20 30

Relevante ontwikkelingen

Lees hier de meest relevante ontwikkelingen die hebben bijgedragen aan de totstandkoming van BN2030.

Evaluatie BN2020

Om vast te stellen hoe BN2020 uitpakt in de praktijk, welke effecten het sorteert en welke toekomstige ontwikkelingen van invloed zijn op BN2030 is BN2020 in de periode van april tot juli 2022 geëvalueerd. Deze evaluatie bestond uit kwantitatief en kwalitatief onderzoek. Er is een vragenlijst verstuurd naar alumni, docenten, praktijkbegeleiders en leidinggevenden. Ook hebben er ronde tafelbijeenkomsten plaatsgevonden, waarbij de brancheverenigingen, de beroepsorganisatie V&VN, de overheid, de MBO Raad, het BN2020-netwerk, diverse vakgenoten, lectoren en hoogleraren waren uitgenodigd.
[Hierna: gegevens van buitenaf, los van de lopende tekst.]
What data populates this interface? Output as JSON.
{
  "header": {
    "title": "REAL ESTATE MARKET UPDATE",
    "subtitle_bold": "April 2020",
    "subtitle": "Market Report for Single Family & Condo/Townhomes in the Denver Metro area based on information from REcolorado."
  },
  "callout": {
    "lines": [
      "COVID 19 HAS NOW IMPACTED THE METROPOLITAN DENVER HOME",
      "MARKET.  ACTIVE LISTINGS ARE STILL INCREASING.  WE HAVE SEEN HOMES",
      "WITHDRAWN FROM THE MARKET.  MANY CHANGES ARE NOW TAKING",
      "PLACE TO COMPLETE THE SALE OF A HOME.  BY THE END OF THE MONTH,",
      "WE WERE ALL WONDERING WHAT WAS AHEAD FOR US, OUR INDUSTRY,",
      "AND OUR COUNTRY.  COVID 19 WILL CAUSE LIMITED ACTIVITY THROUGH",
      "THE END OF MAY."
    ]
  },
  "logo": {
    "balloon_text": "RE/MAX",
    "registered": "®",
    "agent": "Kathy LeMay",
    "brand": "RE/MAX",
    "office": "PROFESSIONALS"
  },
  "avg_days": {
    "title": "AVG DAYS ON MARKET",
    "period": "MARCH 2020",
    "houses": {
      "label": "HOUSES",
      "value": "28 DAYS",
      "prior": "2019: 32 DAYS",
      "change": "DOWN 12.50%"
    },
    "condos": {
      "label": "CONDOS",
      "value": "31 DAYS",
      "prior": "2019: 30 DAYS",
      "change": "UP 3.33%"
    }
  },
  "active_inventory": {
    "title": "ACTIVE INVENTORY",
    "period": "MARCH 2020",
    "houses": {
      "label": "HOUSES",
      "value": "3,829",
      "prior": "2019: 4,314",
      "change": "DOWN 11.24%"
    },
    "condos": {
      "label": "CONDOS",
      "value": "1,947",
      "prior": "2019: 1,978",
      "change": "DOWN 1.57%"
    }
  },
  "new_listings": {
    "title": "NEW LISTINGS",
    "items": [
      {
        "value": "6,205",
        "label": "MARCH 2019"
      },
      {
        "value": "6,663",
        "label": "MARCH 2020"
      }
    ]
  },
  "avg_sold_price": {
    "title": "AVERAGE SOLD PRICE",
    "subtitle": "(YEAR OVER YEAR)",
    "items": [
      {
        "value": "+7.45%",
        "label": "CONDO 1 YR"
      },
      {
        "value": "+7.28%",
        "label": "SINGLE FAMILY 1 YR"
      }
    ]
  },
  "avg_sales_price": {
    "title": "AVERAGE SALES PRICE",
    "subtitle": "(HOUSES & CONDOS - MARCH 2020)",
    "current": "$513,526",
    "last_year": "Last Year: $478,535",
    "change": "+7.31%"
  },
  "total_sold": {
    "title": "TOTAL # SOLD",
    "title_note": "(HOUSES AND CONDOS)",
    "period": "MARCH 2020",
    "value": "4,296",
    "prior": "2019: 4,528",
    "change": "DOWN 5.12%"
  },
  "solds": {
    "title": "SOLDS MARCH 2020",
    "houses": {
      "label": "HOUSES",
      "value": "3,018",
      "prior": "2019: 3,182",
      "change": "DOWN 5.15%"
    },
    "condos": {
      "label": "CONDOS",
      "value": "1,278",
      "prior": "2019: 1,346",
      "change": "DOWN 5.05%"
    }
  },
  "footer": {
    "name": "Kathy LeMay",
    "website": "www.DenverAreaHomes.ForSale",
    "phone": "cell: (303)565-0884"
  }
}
Uit het evaluatieonderzoek zijn de volgende thema’s naar voren gekomen die een plaats hebben gekregen in BN2030:

  • Focus op positieve gezondheid en preventie
  • Klinisch redeneren en verpleegkundig leiderschap
  • Persoonlijk leiderschap en persoonlijke ontwikkeling
  • Inhoudelijke thema’s zoals: zorgtechnologie, duurzaamheid, innovatie en verandermanagement.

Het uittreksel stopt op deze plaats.